Signs of Safety
Or how good design saves lives
Between 1957 and 1963 Jock Kinneir and Margaret Calvert produced a graphic scheme for Britain’s road signage, their uniform and effective approach replacing a previous jumble of signs commissioned by many different organisations. Rightly, their work has stood the test of time and increased road use. It is now lauded as one of the most effective ever information design schemes.
We know that good graphic design makes life more appealing; a jarring shop frontage or badly put together poster often reminds us of this. At The Yorkshire Wordwright, unsurprisingly, we are great advocates of this importance of good design. A recent visit to the design museum in London and its showcase of Calvert and Kinneir prototype signage reminded us that its importance goes beyond the aesthetic; it can save lives.
Cars, cars and more cars
JB Priestley had written in 1933 of a new ‘England of arterial and by-pass roads, of filling stations and…bungalows with tiny garages.’ There was already an aspiration to enjoy the freedom and status that car ownership brought. By the war, Britons owned more than two million cars. After the hiatus of the war years, more and more families were able to take to the roads. In 1955, the number of miles driven on British roads rose above 50 billion for the first time. Over the next 10 years, this doubled. In 1955 the number of cars on British roads was 3.6 million, rising to nearly 9 million by 1965. Increasingly, too, goods traffic was moving by road. Speeds were also rising. Yet, unlike many other countries, Britain had no motorways and roads were little changed from the days of horse transport.

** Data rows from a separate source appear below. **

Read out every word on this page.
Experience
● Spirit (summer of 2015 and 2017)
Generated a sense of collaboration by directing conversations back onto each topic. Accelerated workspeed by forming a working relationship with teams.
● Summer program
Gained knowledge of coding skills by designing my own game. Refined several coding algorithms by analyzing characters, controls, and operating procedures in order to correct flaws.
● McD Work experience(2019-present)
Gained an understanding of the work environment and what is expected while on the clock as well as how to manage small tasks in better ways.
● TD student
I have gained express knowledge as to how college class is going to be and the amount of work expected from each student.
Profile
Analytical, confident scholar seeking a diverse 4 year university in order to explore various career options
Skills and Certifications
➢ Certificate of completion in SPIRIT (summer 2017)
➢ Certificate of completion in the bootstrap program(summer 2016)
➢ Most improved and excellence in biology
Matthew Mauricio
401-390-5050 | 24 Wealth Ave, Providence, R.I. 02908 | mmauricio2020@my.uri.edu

Slow progress had been made in developing ways of making roads safer. As long ago as 1930, the Highway Code was introduced and local authorities were given rights and responsibilities to order roads and provide traffic signs. But, with increasing speeds and increasing traffic, a new approach was needed. In 1949 an act of parliament allowed for motorways and the new Conservative government made the decision to spend the required money. Already an established graphic designer, with the design of Gatwick Airport signage to has name, Jock Kinneir was given the job of producing a scheme for the motorway signs. An ex-student of his, Margaret Calvert was his assistant.
Replacing a jumble of signs
In 1961, Typographica magazine published a photo essay by Herbert Spencer. It illustrated the wide variety in type and quality of road signs on a journey along the A3 and, by clear implication, the confusion and danger that this caused. The brief that Kinneir and Calvert held was extended to the complete road network. Now commercial partners, the job was also completed as a true partnership.
The designers were clear about the purpose of the scheme from the outset. Kinneir began with a question: “What do I want to know, trying to read a sign at speed?” Calvert confirmed that aesthetics were only a by-product. “You were driving towards the absolute essence. How could we reduce the appearance to make the maximum sense and minimum cost?” This approach produced a simplicity of outcome that was also unobtrusively appealing.
Original layout for the new map-style signs
Innovation was found in many signs being a junction map which gave advance information for fast vehicles. Previously, sign fonts had been capitalised. Again, aware of increased speeds, Kinneir and Calvert concluded from their experiments, that a mixed typeface – upper and lower case- would be easier to read. They chose a development of Aksidenz Grotesk. Later named Transport, it still appears as a modern sans serif font. It is more rounded and less aggressive than much lettering used on other countries’ signs. There were doubters and competitors. The outcome, in the words of the Design Museum was ‘Intellectually rigorous yet inclusive and engaging,’ and became ‘a role model for modern road signage all over the world.’
Although there have been small changes and significant additions, especially the brown tourist information signage, continuity has been testament to the original design quality. According to Phil Baines, professor of typography at Central St Martins, London, it is “a staggering achievement – a house style for Britain”. “On a project of that scale, you have to get it absolutely right. The fact it has lasted so long is testament to how right they got it.”
Going up, or coming down, continuity is the order of the day
We have grown to love the Kinneir and Calvert design, but more importantly, it will have saved many lives.